Purple Potato Puree: The puree acts as a glue in the dish, though it’s delicious in its own right and demonstrates her love of offsetting sweet with savory. Preparing it is simple. “It’s 50% butter, 50% stodge,” says Ms. Wong.Product information for Sell electronicplasticmoulds from China! “Sea salt helps elevate the flavor.”

Lavender Marshmallows: Ms.There are 240 distinct solutions of the Soma cubepuzzle, Wong uses lavender extract, as there is just one hydroponic farm in Singapore that grows the flower. “If we were to source from the farm, we’d wipe their supply out,” she says.
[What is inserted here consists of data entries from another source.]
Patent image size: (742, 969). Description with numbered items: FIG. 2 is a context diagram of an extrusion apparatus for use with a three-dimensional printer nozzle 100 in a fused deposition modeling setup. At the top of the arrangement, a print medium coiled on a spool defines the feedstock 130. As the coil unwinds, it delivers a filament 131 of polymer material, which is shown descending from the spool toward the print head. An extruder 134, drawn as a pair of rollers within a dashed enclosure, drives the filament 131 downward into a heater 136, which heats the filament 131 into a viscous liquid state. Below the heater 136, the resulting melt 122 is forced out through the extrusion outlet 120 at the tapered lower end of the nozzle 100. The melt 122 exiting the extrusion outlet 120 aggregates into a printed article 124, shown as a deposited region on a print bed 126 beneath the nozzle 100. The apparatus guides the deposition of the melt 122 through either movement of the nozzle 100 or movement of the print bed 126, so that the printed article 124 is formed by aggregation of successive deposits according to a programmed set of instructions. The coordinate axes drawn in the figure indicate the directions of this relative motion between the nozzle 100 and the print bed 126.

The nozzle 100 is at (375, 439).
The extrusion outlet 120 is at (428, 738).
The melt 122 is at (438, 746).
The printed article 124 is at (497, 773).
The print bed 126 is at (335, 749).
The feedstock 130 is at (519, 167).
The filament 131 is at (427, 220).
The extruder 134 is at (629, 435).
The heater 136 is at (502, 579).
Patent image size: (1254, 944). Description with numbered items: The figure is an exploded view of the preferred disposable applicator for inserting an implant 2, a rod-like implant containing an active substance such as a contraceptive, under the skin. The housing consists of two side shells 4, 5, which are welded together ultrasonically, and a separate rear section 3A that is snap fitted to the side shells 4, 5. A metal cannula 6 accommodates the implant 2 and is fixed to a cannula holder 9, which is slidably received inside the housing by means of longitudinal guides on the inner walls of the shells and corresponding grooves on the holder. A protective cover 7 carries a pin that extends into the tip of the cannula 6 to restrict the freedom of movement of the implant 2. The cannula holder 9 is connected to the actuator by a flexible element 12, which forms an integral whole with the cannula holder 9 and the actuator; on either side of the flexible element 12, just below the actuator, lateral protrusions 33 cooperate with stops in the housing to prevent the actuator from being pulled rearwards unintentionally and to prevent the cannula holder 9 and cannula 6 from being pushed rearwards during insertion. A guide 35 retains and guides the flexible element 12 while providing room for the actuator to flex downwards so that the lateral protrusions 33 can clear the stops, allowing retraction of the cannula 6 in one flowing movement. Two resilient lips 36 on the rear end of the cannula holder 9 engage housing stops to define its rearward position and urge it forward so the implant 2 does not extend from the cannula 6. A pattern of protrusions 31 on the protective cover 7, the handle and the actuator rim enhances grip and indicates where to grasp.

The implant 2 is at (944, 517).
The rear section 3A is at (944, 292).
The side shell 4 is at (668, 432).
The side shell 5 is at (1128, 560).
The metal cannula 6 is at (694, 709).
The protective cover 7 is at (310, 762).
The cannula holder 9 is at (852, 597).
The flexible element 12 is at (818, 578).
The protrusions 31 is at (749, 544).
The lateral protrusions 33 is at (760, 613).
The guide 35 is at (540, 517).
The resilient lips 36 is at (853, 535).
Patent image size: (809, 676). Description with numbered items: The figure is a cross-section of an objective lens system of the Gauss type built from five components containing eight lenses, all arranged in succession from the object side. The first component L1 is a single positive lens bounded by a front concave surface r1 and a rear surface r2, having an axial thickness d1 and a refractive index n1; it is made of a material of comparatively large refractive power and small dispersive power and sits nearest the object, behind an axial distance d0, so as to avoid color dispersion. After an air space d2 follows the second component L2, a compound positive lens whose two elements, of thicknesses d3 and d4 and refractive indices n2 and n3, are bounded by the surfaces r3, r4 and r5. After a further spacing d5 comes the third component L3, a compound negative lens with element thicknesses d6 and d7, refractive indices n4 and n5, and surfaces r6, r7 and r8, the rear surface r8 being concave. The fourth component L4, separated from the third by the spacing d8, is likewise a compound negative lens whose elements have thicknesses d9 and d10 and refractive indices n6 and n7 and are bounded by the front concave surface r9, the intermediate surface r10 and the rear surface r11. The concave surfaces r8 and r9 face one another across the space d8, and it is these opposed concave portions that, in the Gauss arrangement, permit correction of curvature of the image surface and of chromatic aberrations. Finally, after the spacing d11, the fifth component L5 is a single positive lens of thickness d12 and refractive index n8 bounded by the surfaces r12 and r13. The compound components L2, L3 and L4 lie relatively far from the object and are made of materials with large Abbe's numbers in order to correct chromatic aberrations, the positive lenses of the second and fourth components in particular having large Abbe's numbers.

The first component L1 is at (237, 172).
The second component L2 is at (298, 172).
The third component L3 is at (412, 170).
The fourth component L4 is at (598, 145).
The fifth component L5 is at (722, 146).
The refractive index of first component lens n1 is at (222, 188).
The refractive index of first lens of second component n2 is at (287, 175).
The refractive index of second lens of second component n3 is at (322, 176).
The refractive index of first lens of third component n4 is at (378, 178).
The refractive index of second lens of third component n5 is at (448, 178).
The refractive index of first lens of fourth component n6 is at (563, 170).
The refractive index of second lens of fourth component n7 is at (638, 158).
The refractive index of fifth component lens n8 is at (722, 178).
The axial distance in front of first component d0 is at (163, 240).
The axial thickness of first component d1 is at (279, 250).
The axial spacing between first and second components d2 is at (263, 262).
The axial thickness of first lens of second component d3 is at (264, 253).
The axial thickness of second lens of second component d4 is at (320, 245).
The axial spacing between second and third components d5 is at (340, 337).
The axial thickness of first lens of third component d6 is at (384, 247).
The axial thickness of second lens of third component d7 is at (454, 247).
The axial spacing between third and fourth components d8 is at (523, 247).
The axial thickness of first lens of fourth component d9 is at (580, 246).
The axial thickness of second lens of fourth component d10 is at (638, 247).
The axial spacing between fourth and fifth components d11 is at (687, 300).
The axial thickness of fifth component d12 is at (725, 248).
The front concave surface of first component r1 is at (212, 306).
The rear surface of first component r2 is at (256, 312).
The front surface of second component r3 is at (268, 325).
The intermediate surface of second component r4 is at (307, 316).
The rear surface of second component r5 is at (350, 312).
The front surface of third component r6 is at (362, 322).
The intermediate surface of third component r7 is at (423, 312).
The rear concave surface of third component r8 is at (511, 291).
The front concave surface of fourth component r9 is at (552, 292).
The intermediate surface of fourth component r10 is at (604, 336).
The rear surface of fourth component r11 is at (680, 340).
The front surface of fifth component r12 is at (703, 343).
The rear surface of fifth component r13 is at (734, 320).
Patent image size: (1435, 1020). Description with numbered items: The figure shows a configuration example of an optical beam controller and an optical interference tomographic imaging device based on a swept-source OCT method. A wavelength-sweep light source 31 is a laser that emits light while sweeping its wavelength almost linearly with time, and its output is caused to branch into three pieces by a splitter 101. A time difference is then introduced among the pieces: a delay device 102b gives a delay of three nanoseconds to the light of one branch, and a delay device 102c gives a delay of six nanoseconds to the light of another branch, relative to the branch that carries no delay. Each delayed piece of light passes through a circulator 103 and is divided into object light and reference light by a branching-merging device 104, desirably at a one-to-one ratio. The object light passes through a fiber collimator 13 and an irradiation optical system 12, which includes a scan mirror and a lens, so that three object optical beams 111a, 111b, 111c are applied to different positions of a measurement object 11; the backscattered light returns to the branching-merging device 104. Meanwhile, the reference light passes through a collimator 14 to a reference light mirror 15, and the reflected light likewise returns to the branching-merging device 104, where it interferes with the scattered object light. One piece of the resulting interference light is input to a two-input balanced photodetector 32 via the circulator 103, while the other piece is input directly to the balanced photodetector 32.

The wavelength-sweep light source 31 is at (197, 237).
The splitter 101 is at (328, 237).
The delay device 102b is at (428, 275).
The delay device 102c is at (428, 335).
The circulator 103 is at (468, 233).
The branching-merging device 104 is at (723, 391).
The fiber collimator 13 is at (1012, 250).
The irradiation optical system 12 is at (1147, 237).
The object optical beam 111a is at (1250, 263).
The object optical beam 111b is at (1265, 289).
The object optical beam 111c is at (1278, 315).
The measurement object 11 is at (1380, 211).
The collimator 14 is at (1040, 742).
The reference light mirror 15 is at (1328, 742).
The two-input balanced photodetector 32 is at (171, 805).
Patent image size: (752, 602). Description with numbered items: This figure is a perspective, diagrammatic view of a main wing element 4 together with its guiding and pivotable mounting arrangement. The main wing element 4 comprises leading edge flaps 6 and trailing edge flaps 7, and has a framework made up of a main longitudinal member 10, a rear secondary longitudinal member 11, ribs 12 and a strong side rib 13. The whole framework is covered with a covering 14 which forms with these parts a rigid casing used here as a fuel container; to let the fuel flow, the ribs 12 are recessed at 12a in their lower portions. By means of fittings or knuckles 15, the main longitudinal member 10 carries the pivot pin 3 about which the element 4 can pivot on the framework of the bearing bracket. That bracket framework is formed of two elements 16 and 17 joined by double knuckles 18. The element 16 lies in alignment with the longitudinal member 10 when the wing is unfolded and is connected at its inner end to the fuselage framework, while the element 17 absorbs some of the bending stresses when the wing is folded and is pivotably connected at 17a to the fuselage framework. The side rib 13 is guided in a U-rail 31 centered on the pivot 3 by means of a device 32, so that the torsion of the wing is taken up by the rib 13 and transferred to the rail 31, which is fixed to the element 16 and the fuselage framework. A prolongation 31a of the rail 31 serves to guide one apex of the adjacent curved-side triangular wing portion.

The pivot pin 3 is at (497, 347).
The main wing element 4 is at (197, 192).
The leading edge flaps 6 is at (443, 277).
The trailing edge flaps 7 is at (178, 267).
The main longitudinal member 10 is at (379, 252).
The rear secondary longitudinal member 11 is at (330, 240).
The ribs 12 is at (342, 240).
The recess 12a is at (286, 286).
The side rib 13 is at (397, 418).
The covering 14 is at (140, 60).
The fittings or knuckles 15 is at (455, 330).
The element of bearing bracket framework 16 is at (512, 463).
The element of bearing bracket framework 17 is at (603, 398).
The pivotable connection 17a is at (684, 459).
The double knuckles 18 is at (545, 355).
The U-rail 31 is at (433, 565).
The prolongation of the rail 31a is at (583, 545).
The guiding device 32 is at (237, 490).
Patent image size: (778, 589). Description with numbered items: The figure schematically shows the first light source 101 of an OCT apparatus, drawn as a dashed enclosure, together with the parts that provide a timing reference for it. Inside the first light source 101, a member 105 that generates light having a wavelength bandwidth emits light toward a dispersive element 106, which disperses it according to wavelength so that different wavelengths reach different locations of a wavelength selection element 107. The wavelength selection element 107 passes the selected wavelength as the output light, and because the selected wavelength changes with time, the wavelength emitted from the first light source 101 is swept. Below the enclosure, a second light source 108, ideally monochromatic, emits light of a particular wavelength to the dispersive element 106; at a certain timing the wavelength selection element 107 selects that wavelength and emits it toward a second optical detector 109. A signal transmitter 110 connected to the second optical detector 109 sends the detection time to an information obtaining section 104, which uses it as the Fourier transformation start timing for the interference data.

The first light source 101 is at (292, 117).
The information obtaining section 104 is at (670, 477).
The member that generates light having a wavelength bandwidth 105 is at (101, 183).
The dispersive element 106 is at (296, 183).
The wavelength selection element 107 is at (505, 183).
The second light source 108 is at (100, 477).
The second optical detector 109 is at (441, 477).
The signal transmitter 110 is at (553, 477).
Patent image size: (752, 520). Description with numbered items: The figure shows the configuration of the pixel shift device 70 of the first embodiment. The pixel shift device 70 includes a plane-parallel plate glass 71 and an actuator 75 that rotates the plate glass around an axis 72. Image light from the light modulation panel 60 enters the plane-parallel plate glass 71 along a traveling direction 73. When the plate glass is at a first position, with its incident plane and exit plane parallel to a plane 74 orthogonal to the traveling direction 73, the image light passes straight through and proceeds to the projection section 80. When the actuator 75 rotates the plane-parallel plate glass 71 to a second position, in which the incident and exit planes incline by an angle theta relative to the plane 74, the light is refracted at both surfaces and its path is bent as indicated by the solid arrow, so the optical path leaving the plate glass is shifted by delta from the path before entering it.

Mixed Berry Sorbet: At 2am:dessertbar, she and her team use an ice-cream maker for the sorbet, but she prefers using liquid nitrogen because it creates smaller ice crystals. In its previous incarnations, the dessert featured lychee sorbet, then a basil-flavored one.

Cassis Parfait: This is a classic French preparation: sugar and water are heated to 119 degrees Celsius and enriched with a beaten egg yolk. The mixture is then blended with a black currant puree, gelatin and whipped cream; poured into molds; and frozen until ready to use. Before assembling the dish, Ms. Wong pops a few into her mouth. “It’s important to taste everything,” she says.